Once again, thank you all for your insightful assistance. In addition, thank you mjc123 for pointing out my major error in post #4. That was a careless - and tired - mistake on my part. I went ahead and corrected it in this post. Thanks for kindly pointing it out.

Athenian
Yep, I got ##0.9c## as well. You don't absolutely need to do all those other things such as calculate the time in the Earth frame, but it's always a good idea to do a sanity check and see if everything is consistent.

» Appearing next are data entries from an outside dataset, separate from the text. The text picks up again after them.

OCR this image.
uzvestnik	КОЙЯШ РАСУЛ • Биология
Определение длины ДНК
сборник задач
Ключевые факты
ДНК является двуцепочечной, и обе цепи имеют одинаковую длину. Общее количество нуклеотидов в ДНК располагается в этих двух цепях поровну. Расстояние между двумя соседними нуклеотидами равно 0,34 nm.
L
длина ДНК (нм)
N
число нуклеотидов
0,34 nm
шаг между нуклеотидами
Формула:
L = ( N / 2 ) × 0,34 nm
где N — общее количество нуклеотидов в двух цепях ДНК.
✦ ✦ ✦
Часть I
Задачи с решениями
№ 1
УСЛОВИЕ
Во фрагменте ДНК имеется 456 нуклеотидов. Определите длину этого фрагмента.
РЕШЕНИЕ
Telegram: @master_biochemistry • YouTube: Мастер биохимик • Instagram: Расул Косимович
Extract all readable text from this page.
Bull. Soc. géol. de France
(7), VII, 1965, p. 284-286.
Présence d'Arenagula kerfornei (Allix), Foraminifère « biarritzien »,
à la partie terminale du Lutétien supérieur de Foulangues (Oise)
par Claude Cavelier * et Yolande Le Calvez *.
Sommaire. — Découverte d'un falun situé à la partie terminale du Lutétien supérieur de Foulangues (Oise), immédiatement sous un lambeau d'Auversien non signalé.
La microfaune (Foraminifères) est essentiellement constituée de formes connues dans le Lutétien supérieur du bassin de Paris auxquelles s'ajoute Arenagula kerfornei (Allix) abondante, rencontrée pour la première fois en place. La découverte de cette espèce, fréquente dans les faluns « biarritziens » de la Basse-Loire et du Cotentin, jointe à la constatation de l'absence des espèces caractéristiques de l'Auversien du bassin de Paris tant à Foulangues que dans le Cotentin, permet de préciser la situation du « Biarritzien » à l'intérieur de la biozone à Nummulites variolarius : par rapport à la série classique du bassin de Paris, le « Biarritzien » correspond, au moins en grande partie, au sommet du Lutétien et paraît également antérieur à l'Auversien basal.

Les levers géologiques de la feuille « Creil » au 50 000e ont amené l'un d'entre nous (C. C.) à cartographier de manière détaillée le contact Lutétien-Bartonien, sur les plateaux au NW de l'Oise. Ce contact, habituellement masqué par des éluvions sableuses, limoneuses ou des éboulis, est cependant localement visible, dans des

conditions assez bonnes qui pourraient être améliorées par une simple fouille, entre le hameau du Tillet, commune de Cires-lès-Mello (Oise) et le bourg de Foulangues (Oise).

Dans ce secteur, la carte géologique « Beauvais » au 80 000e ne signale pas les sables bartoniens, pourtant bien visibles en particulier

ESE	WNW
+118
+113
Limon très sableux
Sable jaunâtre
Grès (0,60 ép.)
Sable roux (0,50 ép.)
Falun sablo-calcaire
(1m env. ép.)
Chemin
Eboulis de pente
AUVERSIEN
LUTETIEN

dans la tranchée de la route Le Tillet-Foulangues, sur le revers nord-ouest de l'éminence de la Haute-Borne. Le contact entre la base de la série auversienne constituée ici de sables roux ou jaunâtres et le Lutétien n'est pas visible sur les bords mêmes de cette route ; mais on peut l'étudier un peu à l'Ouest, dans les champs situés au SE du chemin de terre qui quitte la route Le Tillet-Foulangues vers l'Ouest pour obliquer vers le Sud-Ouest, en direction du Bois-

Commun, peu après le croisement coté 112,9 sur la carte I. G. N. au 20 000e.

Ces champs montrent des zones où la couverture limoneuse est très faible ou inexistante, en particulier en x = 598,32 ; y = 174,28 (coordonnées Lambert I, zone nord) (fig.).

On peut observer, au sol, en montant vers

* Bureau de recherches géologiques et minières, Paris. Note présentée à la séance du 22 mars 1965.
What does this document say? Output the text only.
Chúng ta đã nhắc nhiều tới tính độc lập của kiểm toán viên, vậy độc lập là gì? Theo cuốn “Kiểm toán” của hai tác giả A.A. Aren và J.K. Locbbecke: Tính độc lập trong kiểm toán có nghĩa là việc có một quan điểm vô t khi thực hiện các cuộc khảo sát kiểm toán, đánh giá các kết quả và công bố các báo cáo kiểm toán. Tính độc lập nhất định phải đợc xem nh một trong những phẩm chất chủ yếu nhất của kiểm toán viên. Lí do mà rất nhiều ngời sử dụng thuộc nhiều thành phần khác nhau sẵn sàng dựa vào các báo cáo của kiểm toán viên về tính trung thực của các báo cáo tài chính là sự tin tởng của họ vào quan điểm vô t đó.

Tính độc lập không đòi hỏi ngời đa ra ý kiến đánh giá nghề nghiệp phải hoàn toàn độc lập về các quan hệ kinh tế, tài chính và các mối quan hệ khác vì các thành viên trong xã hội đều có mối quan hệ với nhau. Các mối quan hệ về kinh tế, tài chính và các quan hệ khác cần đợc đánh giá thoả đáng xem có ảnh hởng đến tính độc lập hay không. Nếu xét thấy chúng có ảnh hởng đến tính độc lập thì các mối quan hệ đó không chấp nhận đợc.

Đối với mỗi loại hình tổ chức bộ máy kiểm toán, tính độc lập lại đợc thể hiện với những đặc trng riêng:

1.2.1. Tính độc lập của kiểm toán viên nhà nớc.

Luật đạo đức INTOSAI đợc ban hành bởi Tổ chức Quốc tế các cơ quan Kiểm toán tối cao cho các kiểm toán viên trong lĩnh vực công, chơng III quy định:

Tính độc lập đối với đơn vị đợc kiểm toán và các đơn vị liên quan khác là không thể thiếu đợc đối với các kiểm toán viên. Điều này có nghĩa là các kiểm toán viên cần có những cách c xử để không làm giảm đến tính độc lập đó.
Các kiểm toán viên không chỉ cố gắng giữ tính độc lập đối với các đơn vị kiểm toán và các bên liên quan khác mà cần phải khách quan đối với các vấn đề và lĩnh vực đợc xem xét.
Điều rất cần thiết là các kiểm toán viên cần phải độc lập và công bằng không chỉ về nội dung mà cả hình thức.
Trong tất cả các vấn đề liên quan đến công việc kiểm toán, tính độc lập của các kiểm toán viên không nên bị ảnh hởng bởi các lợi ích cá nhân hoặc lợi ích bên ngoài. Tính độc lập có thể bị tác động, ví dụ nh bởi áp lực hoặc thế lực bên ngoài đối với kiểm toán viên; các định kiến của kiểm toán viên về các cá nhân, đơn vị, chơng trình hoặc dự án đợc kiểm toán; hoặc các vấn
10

And I made a brainless remark earlier, saying that ##c## is 30000 km/s and therefore 15000 km/s is ##0.5c##. That's off by a factor of 10 of course. However, using the approximation ##\gamma=48/23## I do get a value of ##v## close to ##0.5c##. So you can see that since the exact answer is ##0.9c## the approximation is not really that good after all.

Athenian
Great! Thank you both for the confirmation and help!
I sincerely appreciate your explanations and efforts!

## 1. How is it possible to travel to Planet X in 23 years?

The answer is through the use of advanced spacecraft technology and the application of Einstein's theory of relativity. By traveling at near light speed, time dilation occurs, allowing for shorter travel time for the astronauts on board while a longer period of time passes on Earth.

## 2. What are the main challenges in traveling to Planet X?

The main challenges in traveling to Planet X include the long distance and time required for the journey, as well as the potential dangers of cosmic radiation and the effects of prolonged space travel on the human body.

## 3. How will the astronauts survive during the 23-year journey?

The astronauts will have to undergo extensive training and preparation for the journey, including physical and psychological conditioning. They will also have to bring enough supplies and resources for the entire duration of the journey.

## 4. What makes Planet X a desirable destination for space exploration?

Planet X is a desirable destination for space exploration because it is believed to have similar conditions to Earth and may potentially harbor extraterrestrial life. It also offers the opportunity for scientific advancements and new discoveries.

## 5. What are the potential benefits of successfully completing this journey?

The potential benefits of successfully completing this journey include expanding our understanding of the universe, potential advancements in space travel technology, and the possibility of making contact with extraterrestrial life forms. It also opens up the possibility of establishing a human presence on another planet in the future.